SOPHIA MONEY- COUTTS MODERN MANNERS Frozen eggs and broken hearts
So many people are struggling to get pregnant – and yet we still keep secret the reality of how tough and painful it can be
What do you wear to take your friend into hospital when she’s having her eggs frozen? This was the situation that presented itself to me last week, as I accompanied one of my closest girlfriends into the Lister to hold her hand. It was early morning and dark, so I’d peeled the previous day’s outfit off the chair that doubles as a clotheshorse in my bedroom and only realised that dungarees were an amusing choice after we’d arrived and were sitting together in the waiting area. No letters about stereotyping lesbians, please, but we did look like an item.
Around us, other couples checking in for IVF and other fertility treatments stared at their feet. Some same-sex, some heterosexual. I wondered about their stories. What battles had they faced to get here? What cost?
My friend, Ali, is 34 and decided to freeze her eggs as a precaution. She’s single but wants children at some point. Ergo, two weeks of injections, a day in hospital and multiple eggs bunged in the freezer, as if a batch of stock or loaf of bread, for an unknown date in the future.
I made a cup of tea at the machine in the corner of the waiting room.
“Do you want anything, love?” I asked Ali, forgetting she was under nil-by-mouth instruction ahead of the procedure. “No thanks, darling,” she replied. One man squeezed the hand of the woman he was sitting next to.
I’ve genuinely lost count of the number of friends, or friends of friends, who are currently going through the ordeal of IVF or similar. Where conversation used to be about bad dates and where to go on Friday night, it’s now about FSH levels and follicles. Although they’re mostly still whispered conversations, held late at night across the kitchen table when someone feels brave enough to open up. Fertility, or the lack of it, remains a sticky subject for many of my girlfriends, high-achievers who have blitzed their 20s and early 30s getting promotions and “winning” at life, only to find themselves stumped by the seemingly simple matter of getting pregnant. It’s seen as a kind of failure. If we spent our teenage years feeling too fat, now we feel too barren.

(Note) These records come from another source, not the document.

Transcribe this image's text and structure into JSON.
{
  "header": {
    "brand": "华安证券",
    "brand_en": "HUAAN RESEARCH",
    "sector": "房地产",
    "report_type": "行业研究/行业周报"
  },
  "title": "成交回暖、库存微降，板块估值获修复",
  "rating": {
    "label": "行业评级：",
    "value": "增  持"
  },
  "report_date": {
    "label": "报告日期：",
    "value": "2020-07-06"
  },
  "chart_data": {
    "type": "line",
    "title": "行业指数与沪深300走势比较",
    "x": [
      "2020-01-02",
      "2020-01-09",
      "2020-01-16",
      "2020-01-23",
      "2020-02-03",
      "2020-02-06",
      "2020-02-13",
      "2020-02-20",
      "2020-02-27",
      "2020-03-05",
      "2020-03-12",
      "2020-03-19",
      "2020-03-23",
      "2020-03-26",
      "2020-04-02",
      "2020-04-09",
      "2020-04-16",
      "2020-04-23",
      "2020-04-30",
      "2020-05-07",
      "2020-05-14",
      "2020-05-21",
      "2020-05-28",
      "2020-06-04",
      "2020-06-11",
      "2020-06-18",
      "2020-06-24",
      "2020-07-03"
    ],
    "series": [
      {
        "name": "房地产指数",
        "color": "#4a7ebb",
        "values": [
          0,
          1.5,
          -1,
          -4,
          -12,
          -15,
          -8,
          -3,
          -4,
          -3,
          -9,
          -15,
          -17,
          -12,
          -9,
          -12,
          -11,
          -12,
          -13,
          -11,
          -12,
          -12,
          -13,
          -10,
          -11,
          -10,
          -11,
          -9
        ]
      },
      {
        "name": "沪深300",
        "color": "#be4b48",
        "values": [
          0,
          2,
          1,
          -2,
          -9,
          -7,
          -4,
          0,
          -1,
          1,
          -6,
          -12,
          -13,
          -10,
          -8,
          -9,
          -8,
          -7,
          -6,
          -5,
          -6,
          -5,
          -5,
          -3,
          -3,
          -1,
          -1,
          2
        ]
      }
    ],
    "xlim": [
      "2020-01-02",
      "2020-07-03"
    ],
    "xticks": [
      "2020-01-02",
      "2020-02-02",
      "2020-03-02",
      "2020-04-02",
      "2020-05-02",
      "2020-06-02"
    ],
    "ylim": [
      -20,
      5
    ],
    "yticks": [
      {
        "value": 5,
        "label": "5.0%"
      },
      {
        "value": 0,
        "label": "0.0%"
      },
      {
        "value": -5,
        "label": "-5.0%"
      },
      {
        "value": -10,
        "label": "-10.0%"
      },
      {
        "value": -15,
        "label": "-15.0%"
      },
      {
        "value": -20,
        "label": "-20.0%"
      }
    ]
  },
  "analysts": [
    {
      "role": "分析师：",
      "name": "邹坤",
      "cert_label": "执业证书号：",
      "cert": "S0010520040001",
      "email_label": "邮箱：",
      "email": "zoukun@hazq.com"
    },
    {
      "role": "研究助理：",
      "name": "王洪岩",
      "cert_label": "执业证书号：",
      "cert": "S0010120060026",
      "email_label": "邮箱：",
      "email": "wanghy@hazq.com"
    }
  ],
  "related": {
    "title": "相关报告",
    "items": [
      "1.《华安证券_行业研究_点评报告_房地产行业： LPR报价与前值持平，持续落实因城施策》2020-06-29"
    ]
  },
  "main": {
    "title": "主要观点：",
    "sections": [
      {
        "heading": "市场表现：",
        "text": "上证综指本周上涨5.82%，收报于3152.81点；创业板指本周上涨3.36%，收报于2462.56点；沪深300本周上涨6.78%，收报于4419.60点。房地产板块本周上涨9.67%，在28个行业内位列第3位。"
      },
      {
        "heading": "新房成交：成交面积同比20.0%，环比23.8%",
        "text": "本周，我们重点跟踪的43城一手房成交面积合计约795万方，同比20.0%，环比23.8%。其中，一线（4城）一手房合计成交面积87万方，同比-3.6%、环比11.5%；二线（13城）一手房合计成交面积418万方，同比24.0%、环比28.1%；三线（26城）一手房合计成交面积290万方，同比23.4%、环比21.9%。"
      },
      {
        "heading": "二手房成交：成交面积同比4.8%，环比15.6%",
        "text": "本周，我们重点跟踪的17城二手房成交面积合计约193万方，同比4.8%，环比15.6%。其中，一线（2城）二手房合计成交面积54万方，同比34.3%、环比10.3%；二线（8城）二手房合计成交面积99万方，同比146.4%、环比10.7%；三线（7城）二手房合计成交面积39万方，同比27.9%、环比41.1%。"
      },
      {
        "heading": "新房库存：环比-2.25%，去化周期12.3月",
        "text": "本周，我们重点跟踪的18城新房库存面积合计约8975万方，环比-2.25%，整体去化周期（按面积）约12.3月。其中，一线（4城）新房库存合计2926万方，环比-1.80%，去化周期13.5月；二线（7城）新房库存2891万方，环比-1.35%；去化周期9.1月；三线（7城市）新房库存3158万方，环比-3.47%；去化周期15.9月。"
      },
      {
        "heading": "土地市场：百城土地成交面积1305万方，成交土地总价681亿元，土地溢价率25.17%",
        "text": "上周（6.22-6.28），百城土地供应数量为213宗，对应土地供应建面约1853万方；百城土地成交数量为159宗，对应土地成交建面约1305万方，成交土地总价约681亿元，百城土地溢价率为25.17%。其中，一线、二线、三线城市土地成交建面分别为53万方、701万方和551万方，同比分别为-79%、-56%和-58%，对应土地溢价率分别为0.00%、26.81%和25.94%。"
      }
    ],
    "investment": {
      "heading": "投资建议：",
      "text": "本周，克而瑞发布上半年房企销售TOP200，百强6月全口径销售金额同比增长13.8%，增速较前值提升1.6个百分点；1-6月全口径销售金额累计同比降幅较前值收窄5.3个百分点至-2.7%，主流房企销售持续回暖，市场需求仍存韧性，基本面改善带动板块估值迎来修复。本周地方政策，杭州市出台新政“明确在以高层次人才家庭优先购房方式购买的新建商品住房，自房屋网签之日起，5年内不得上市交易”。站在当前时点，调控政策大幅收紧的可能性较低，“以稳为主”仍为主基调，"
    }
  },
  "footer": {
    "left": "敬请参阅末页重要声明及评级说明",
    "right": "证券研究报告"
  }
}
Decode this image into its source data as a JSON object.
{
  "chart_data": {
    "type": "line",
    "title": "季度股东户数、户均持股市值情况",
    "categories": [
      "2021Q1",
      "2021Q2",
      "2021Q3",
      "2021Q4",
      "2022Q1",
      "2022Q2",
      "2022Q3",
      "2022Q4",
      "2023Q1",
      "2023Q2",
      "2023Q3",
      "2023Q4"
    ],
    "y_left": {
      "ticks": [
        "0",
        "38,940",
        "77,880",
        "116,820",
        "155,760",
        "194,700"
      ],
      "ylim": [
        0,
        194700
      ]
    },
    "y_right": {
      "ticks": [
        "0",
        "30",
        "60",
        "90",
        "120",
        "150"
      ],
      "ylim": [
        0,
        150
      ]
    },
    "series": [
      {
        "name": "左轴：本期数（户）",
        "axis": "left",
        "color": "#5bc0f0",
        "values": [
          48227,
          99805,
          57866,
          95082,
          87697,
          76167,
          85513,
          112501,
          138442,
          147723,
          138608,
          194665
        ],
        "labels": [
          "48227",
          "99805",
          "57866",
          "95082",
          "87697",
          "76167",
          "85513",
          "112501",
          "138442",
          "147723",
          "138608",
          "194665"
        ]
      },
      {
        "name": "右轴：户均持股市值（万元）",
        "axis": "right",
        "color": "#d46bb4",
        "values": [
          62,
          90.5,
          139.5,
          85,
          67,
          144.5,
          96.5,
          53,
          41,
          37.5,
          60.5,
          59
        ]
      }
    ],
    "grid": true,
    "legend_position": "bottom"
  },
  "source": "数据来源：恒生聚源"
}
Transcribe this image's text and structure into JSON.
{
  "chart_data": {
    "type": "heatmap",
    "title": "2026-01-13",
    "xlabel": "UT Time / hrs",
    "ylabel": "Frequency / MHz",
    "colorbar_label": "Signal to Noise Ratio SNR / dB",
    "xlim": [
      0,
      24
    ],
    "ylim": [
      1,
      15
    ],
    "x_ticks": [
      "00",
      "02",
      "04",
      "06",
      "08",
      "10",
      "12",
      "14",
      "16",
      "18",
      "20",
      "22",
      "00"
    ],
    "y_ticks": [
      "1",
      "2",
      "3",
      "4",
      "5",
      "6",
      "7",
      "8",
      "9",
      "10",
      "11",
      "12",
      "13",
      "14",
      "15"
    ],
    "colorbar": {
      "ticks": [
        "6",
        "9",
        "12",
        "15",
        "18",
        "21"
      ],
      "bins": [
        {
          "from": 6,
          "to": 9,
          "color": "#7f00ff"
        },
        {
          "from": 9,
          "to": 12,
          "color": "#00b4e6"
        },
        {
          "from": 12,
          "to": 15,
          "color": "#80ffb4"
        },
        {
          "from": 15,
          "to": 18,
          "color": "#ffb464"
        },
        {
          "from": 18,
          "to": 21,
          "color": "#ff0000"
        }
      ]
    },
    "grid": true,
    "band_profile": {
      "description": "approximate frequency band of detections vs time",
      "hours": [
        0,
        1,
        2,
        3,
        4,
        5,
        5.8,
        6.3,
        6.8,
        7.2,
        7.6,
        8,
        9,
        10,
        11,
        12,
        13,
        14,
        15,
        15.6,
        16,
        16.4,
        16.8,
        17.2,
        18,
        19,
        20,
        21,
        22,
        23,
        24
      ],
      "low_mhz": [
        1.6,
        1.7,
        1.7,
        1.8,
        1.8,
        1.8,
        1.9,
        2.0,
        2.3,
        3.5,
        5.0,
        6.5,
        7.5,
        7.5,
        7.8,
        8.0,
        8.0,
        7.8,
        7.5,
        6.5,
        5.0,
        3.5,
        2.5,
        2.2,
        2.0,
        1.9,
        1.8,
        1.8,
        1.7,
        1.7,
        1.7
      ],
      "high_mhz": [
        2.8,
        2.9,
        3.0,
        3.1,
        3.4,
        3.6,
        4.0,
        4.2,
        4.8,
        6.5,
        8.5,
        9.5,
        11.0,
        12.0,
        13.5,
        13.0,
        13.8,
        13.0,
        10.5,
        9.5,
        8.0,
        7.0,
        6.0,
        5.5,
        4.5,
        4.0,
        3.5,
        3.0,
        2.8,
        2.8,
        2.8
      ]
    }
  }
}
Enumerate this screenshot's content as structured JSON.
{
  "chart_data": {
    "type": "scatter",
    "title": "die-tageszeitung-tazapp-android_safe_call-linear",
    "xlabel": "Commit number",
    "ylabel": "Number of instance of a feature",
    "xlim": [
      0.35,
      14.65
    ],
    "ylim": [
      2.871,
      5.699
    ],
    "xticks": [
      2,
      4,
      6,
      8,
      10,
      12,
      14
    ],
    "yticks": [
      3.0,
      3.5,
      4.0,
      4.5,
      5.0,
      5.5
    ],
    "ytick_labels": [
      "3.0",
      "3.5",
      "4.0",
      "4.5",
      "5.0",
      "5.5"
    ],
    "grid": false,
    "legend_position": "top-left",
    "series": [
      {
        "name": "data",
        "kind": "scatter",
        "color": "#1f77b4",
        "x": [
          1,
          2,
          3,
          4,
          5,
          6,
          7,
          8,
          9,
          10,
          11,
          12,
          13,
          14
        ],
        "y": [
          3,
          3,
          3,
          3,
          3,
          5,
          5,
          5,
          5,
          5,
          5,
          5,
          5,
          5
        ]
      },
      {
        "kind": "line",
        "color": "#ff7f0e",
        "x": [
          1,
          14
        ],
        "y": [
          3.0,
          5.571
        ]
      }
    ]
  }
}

It’s why I’m proud of Ali for making a pre-emptive strike on her ovaries. And it’s why I wanted to write about it, because just as mental health is talked about more openly, so should the fact that it can be horribly, horribly difficult to get pregnant. Newly single at 33, worrying about my own egg stash, could this be me in a few months, my own fridge full of needles and expensive drugs instead of his lagers and the remnants of our shared Deliveroos? Maybe. It’s worth a conversation. Several conversations. Why not be open more about it?
Operation done, I drove Ali home a few hours later and we ate chocolate Digestives on her sofa with sugary tea. “You all right?” I checked constantly. “How’s the pain?” Although I kept crying, still heartbroken after my break-up (some Florence Nightingale I am), and she kept squeezing my hand. So on the whole I’ve probably had cheerier days out, but it was also one to remember.